Di awal, Effendi Ghazali menegaskan bahwa gugatan kelompoknya diajukan jauh sebelum Yusril Ihza Mahendra melakukan uji materi yang kurang lebih sama. Gugatan Effendi ddk sudah masuk sejak Januari 2013. Yang menarik bagi saya adalah sikap Pak Mahfud MD. Dari gestur, mimik muka dan pernyataan yang beliau lontarkan, terkesan nada optimisme. Pak Mahfud mengatakan bahwa pengambilan keputusan atas gugatan uji materi yang diajukan Effendi Ghazali itu sudah dibahas menjelang akhir masa jabatannya sebagai Ketua MK. Mahfud menjelaskan saat itu ia meminta 8 Hakim MK untuk mengambil putusan, jika keputusannya berimbang (4 menolak vs 4 menerima), maka Ketua MK akan memberikan keputusannya. Sebaliknya jika putusan sudah 5 vs 3, maka Ketua MK tinggal mengesahkan saja. Begitu aturannya di MK, kata Mahfud.

Petang kemarin, setelah MK resmi mengetok palu putusan atas gugatan Effendi dkk, saya sempat melihat ekspresi Pak Mahfud yang – menurut tafsiran saya – kecewa, ketika beliau dicegat wartawan TV dan ditanya soal itu. Jelas sekali Pak Mahfud berusaha menyampaikan bahwa putusan itu sebenarnya sudah ada sejak jamannya memimpin MK, kenapa baru dibacakan sekarang, sehingga implikasinya penerapan Pileg dan Pilpres serentak baru dilakukan pada 2019. Pertimbangannya adalah kesiapan pelaksanaan dan tahapan Pemilu 2014 akan terganggu. “Ah.., itu hanya teknis saja. Itu teknis!” kata Pak Mahfud sambil berlalu.

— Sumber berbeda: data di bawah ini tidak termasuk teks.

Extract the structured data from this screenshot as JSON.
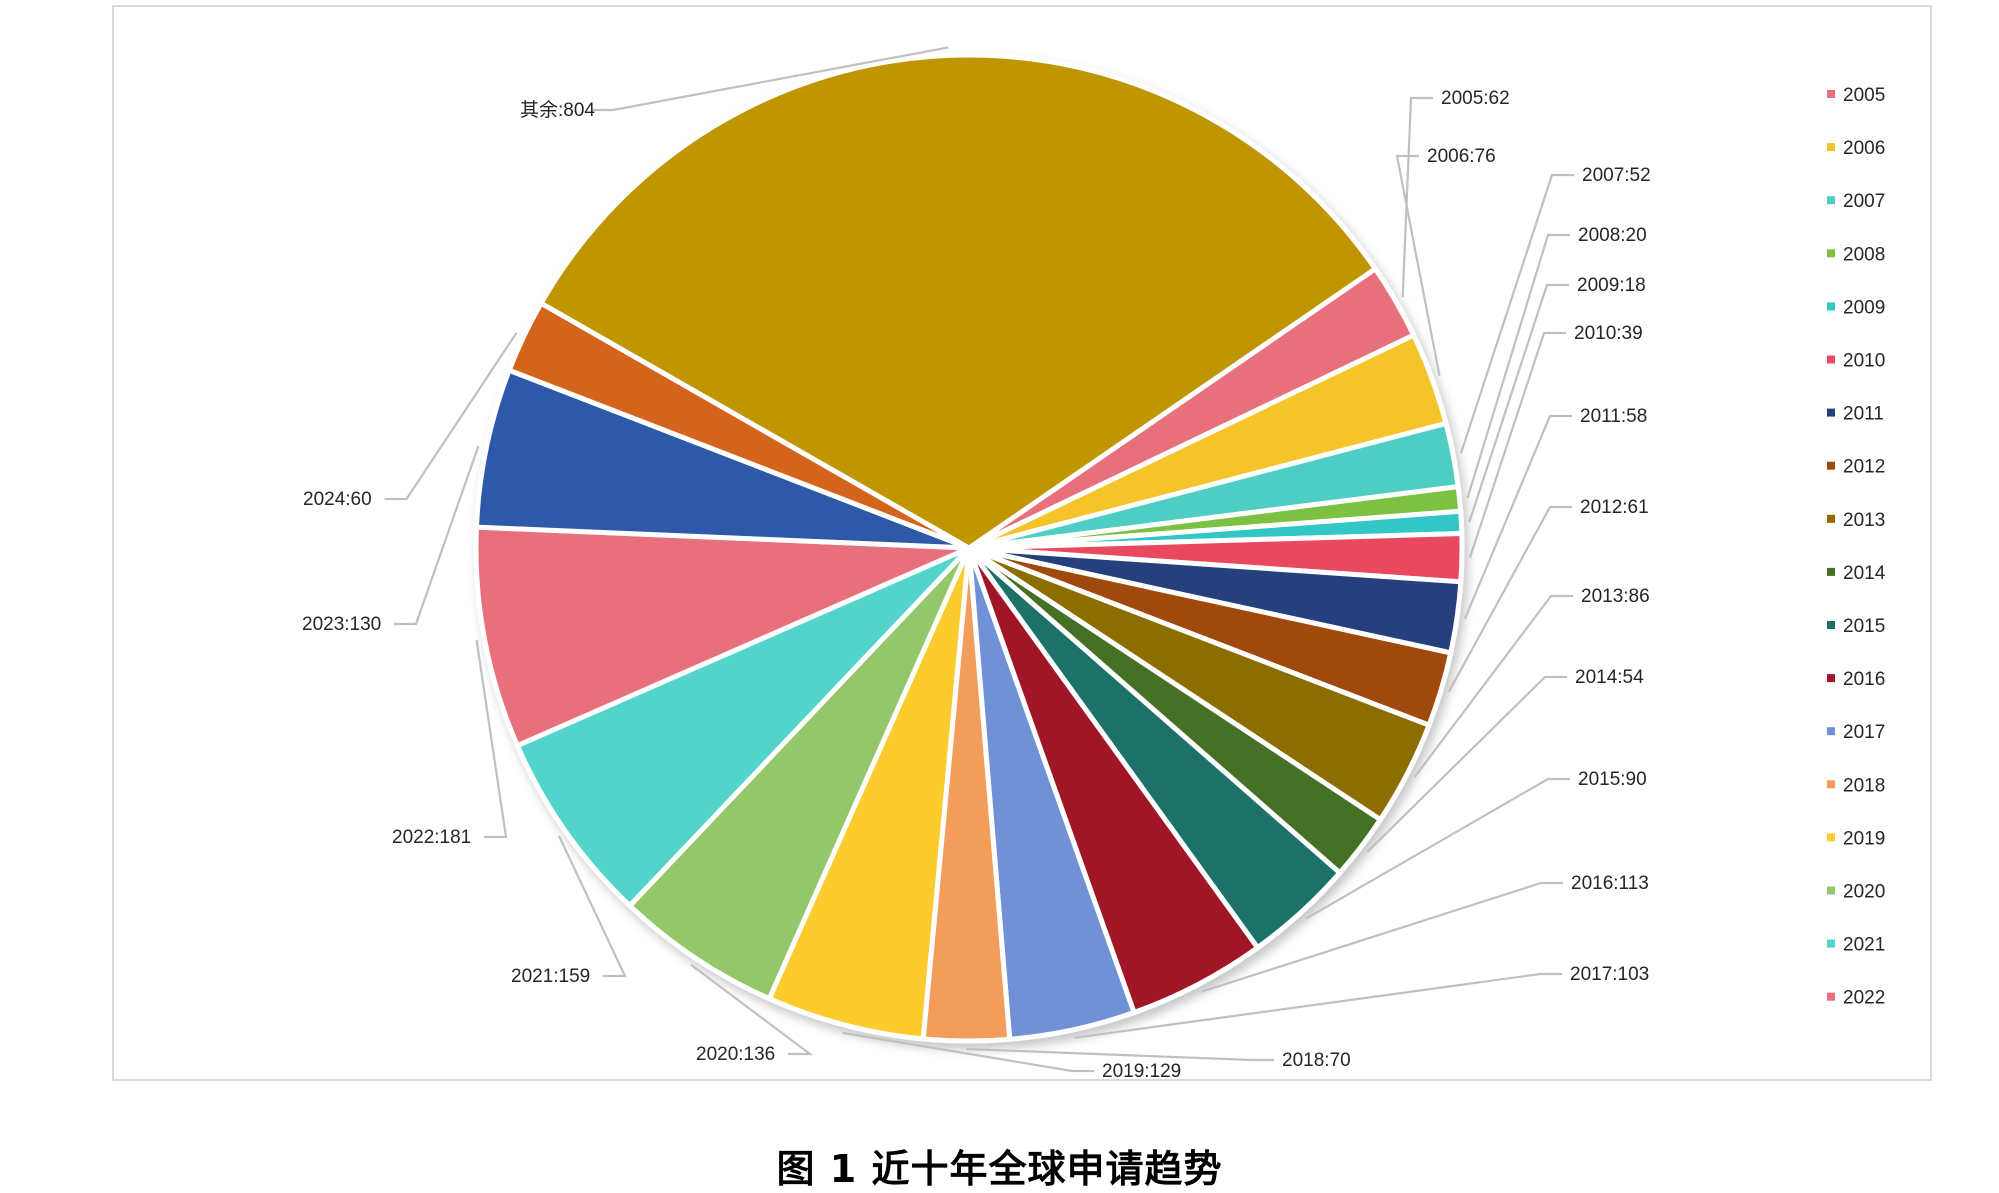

Jadi, apakah sebenarnya Pak Mahfud pun menghendaki putusan itu dibacakan segera dan efektif berlaku 2014?

1390538334875467805
Mantan Ketua MK ini tampak sedikit kecewa karena apa yang telah diputuskan di sisa masa jabatannya ternyata baru dibacakan 10 bulan kemudian dan pemberlakuannya menjadi tahun 2019 (foto : nasional.kompas.com)

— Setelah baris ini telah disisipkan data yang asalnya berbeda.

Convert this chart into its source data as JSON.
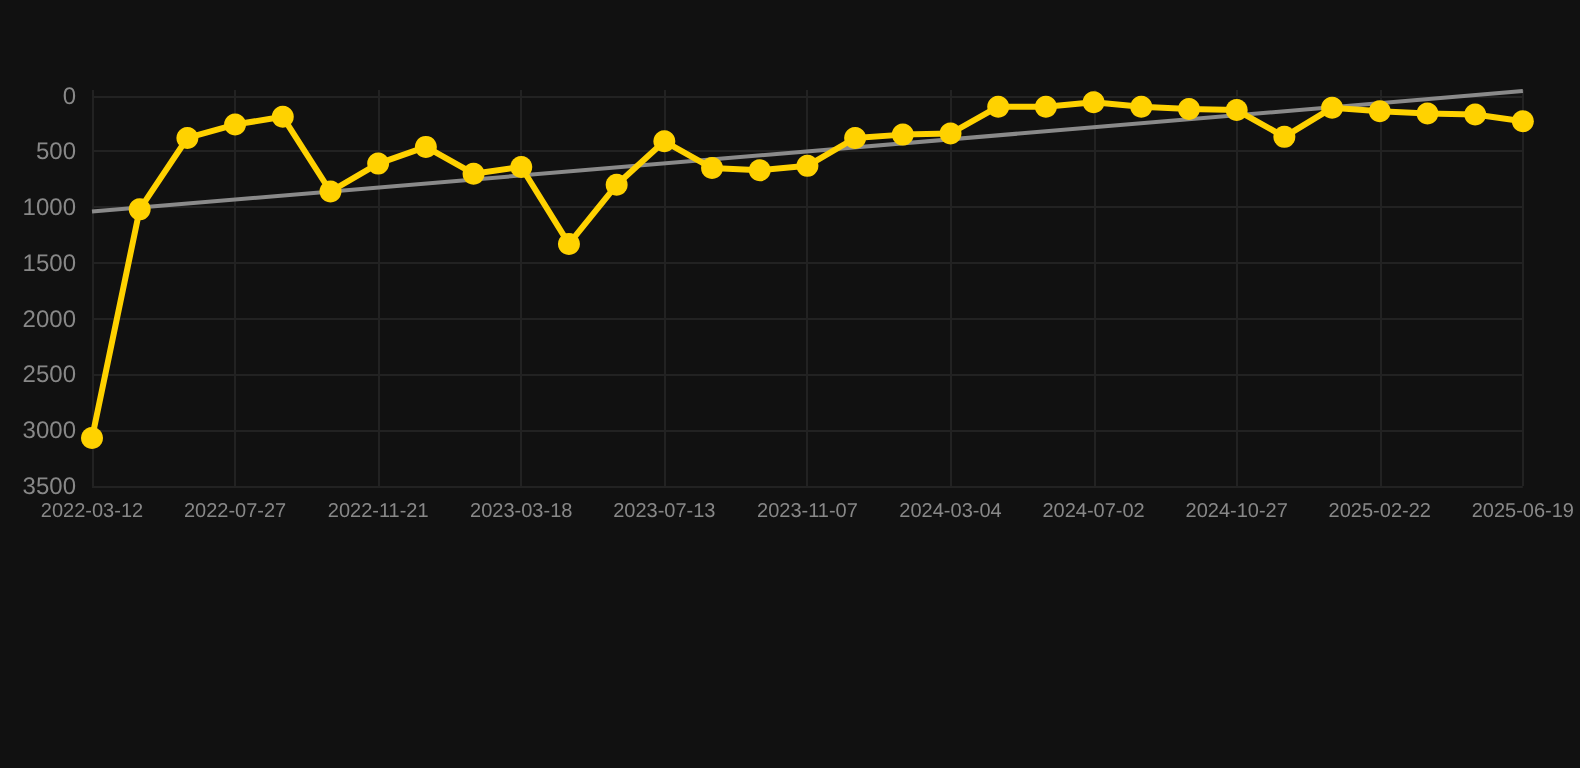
{
  "chart_data": {
    "type": "line",
    "categories": [
      "2022-03-12",
      null,
      null,
      "2022-07-27",
      null,
      null,
      "2022-11-21",
      null,
      null,
      "2023-03-18",
      null,
      null,
      "2023-07-13",
      null,
      null,
      "2023-11-07",
      null,
      null,
      "2024-03-04",
      null,
      null,
      "2024-07-02",
      null,
      null,
      "2024-10-27",
      null,
      null,
      "2025-02-22",
      null,
      null,
      "2025-06-19"
    ],
    "series": [
      {
        "color": "#ffd200",
        "marker": "circle",
        "values": [
          3070,
          1020,
          380,
          260,
          190,
          860,
          610,
          460,
          700,
          640,
          1330,
          800,
          410,
          650,
          670,
          630,
          380,
          350,
          340,
          100,
          100,
          60,
          100,
          120,
          130,
          370,
          110,
          140,
          160,
          170,
          230
        ]
      },
      {
        "color": "#8a8a8a",
        "marker": "none",
        "values": [
          1040,
          null,
          null,
          null,
          null,
          null,
          null,
          null,
          null,
          null,
          null,
          null,
          null,
          null,
          null,
          null,
          null,
          null,
          null,
          null,
          null,
          null,
          null,
          null,
          null,
          null,
          null,
          null,
          null,
          null,
          -40
        ]
      }
    ],
    "ylim": [
      3500,
      -50
    ],
    "yticks": [
      0,
      500,
      1000,
      1500,
      2000,
      2500,
      3000,
      3500
    ],
    "grid": true
  }
}
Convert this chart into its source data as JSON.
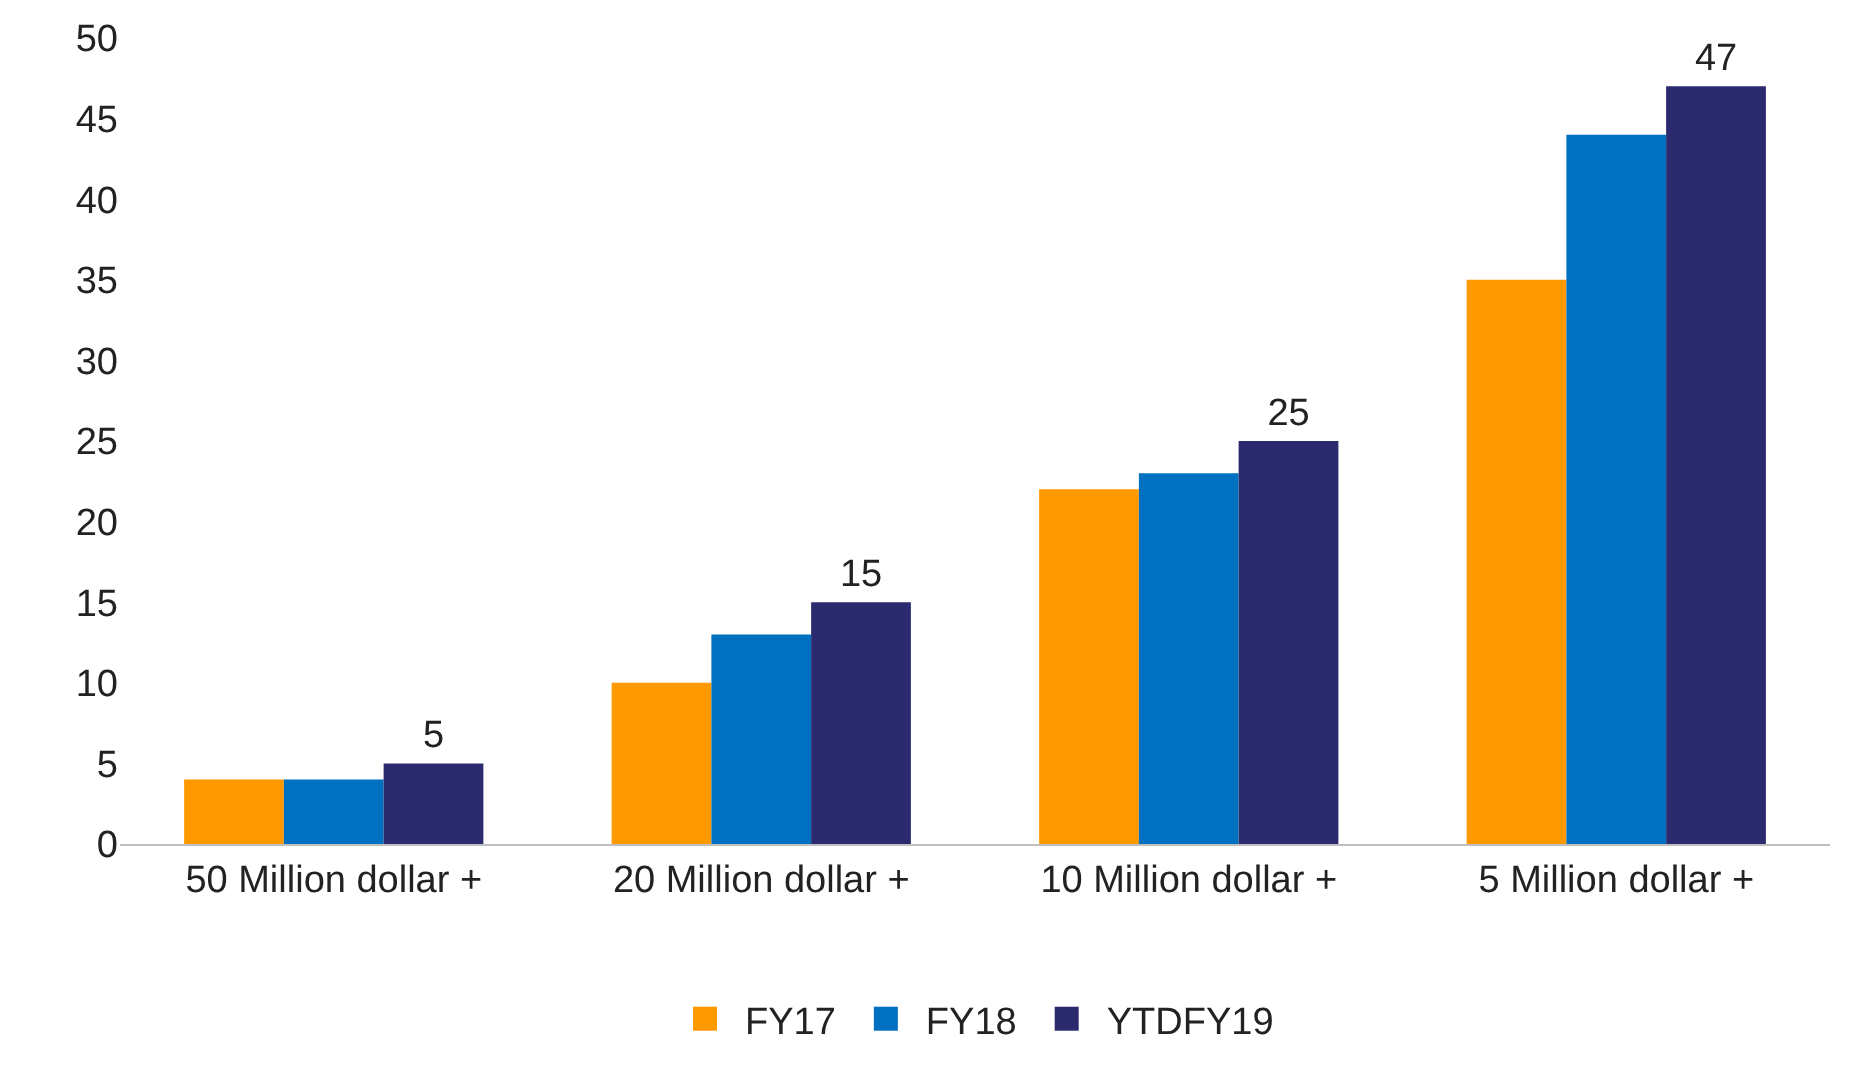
{
  "chart_data": {
    "type": "bar",
    "categories": [
      "50 Million dollar +",
      "20 Million dollar +",
      "10 Million dollar +",
      "5 Million dollar +"
    ],
    "series": [
      {
        "name": "FY17",
        "color": "#ff9900",
        "values": [
          4,
          10,
          22,
          35
        ]
      },
      {
        "name": "FY18",
        "color": "#0070c0",
        "values": [
          4,
          13,
          23,
          44
        ]
      },
      {
        "name": "YTDFY19",
        "color": "#2b2a6f",
        "values": [
          5,
          15,
          25,
          47
        ],
        "value_labels": [
          "5",
          "15",
          "25",
          "47"
        ]
      }
    ],
    "ylim": [
      0,
      50
    ],
    "yticks": [
      0,
      5,
      10,
      15,
      20,
      25,
      30,
      35,
      40,
      45,
      50
    ],
    "grid": false,
    "legend": "bottom"
  }
}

Malam harinya, dalam sebuah acara live di Metro TV jam 8 malam, Pak Mahfud kembali hadir, duduk bersama nara sumber lain, Aziz Syamsudin dari Golkar dan Lukman Hakim Saifuddin, yang meski hadir sebagai Wakil Ketua MPR tentu tak lepas dari keberadaannya sebagai politisi PPP. Kali ini saya lihat Pak Mahfud sudah agak lebih melunak. Menepis kecurigaan Ray Rangkuti yang menduga ada alasan politis dibalik ditundanya pembacaan putusan, Pak Mahfud meski menegaskan bahwa keputusan itu sudah diambil pada 26 Maret 2013, namun mengatakan bahwa alasannya teknis, bukan politis. Dua minggu lalu, beliau sempat memprotes mantan koleganya di MK, kenapa putusan MK bisa mundur sekian lama. Biasanya hanya mundur 2 bulanan, seharusnya Mei – Juni 2013 putusan itu sudah bisa dibacakan. Jawaban yang didapat : MK sejak April 2013 kebanjiran gugatan sengketa Pilkada, yang mana dibatasi maksimal 14 hari saja sudah harus ada putusan. Setelah itu, MK disibukkan dengan kasus tertangkapnya Akil Mochtar yang mengganggu konsentrasi MK.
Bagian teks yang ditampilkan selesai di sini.